Philip Nel teaches Literature for Children, Literature for Adolescents, Harry Potter's Library; he has taught courses in Don DeLillo and in Contemporary American Literature. He is the author of Dr. Seuss: American Icon (2004), The Avant-Garde and American Postmodernity: Small Incisive Shocks (2002), and J. K. Rowling's Harry Potter Novels: A Reader's Guide (2001).
Bonnie Nelson teaches courses on women's contributions to the development of the novel and the drama in eighteenth-century Britain. Her "recovery" research centers on little-known but important women writers from the Restoration period through the "long" eighteenth century.
Anne Phillips specializes in nineteenth- and twentieth-century American children's and adolescent literature, including the works of Louisa May Alcott, Jean Webster, Gene Stratton-Porter, Laura Ingalls Wilder, and Janet Lambert.
Donna Potts enjoys teaching African literature, Irish literature, and poetry from around the world. In addition to doing research on the above areas, she has written about the Canadian writer Margaret Atwood, and would someday love to teach a course on Canadian women writers.
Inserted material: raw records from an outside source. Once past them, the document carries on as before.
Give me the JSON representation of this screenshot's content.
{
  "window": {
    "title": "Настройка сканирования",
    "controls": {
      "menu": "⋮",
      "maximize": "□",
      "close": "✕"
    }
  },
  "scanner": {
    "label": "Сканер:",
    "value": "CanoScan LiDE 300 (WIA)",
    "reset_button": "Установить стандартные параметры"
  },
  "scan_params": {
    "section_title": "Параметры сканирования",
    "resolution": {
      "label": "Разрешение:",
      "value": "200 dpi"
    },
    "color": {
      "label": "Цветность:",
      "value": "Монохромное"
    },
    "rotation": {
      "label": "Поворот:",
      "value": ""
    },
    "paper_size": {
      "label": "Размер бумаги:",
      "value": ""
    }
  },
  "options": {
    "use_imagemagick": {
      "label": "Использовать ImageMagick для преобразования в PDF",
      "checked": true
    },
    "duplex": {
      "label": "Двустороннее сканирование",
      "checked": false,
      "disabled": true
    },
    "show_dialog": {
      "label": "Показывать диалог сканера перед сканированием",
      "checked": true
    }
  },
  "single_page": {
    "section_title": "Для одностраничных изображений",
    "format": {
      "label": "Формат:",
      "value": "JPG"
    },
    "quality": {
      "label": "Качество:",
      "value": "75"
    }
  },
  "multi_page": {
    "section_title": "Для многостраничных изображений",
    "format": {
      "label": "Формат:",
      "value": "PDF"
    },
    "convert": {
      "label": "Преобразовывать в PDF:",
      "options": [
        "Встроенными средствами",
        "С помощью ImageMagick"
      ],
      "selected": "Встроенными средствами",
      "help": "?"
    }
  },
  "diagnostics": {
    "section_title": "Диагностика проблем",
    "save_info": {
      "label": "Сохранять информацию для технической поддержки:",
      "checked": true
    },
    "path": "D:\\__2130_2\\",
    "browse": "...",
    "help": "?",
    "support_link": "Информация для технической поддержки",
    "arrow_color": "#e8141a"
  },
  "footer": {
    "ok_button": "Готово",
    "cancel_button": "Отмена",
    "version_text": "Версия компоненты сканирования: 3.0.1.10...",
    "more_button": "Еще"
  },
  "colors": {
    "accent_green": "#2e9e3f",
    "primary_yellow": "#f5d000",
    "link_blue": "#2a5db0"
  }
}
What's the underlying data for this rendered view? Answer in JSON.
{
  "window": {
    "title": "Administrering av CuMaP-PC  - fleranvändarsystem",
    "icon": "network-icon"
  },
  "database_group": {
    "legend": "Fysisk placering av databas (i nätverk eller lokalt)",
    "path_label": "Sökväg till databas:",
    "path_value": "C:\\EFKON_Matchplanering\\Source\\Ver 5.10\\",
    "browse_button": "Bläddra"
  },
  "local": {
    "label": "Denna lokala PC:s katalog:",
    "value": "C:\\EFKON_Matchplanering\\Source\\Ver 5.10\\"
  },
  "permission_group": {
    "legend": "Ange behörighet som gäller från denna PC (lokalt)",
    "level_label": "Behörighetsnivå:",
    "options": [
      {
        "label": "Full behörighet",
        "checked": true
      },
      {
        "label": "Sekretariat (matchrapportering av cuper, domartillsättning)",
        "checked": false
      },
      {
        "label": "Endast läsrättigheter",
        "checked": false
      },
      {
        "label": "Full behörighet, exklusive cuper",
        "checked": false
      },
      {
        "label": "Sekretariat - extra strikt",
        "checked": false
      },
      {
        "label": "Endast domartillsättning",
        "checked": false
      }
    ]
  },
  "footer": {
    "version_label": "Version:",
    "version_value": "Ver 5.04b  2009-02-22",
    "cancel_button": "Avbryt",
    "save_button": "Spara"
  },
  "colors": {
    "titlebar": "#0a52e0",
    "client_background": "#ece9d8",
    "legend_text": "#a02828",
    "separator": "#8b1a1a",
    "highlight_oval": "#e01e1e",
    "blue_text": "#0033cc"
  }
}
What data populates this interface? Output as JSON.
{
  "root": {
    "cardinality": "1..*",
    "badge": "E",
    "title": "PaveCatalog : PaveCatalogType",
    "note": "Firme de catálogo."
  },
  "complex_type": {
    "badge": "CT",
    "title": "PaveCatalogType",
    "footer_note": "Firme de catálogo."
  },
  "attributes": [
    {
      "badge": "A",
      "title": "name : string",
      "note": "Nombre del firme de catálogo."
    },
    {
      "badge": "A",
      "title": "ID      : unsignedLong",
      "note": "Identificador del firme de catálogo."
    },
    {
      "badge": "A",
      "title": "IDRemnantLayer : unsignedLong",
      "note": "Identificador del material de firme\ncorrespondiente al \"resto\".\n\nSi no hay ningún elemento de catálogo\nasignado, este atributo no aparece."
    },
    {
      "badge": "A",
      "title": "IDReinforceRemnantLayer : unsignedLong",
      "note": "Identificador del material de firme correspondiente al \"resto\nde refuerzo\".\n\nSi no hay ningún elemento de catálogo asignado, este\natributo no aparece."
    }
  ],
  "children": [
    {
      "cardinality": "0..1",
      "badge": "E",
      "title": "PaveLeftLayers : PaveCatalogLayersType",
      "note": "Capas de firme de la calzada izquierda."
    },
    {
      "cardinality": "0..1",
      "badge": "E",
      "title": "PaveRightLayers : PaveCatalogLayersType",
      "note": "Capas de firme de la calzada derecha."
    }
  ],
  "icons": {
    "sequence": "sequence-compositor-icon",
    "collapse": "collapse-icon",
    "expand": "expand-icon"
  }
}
Dave Smit teaches courses in Henry James, modern American and British Drama, and is gearing up to study American lit and culture from 1945 to 1960. His current research is on Ingrid Bergman as a biographical subject and cultural icon.
Kimball Smith's teaching centers on medieval and Renaissance poetry and drama. His current research focuses on the evolving cartographic discourse of the 16th and 17th centuries as seen in the works of Sir Walter Raleigh, Christopher Marlowe, Edmund Spenser, and Andrew Marvell. In addition his first novel, Nothing Disappears, was published in May 2004, and a second novel, Missing Persons, is due out in early 2006.
Karin Westman specializes in twentieth-century and contemporary British literature, with an emphasis on gender, narrative, and history, as well as women's writing since 1750. She has published on Virginia Woolf, A.S. Byatt, Pat Barker, and J.K. Rowling, and is writing a book on realism and contemporary British women writers, but also enjoys the work of Joyce, Proust, and T.S. Eliot, among others.
Naomi Wood teaches courses in children's literature, fantasy, and Victorian literature and culture. Her current research divides itself between contemporary fantasy by Philip Pullman, David Almond, Diana Wynne Jones, and Ursula LeGuin, and Victorian literature for children. She also loves the work of Charlotte Bronte, Charles Dickens, George Eliot, Elizabeth Gaskell, William Makepeace Thackeray, and Anthony Trollope.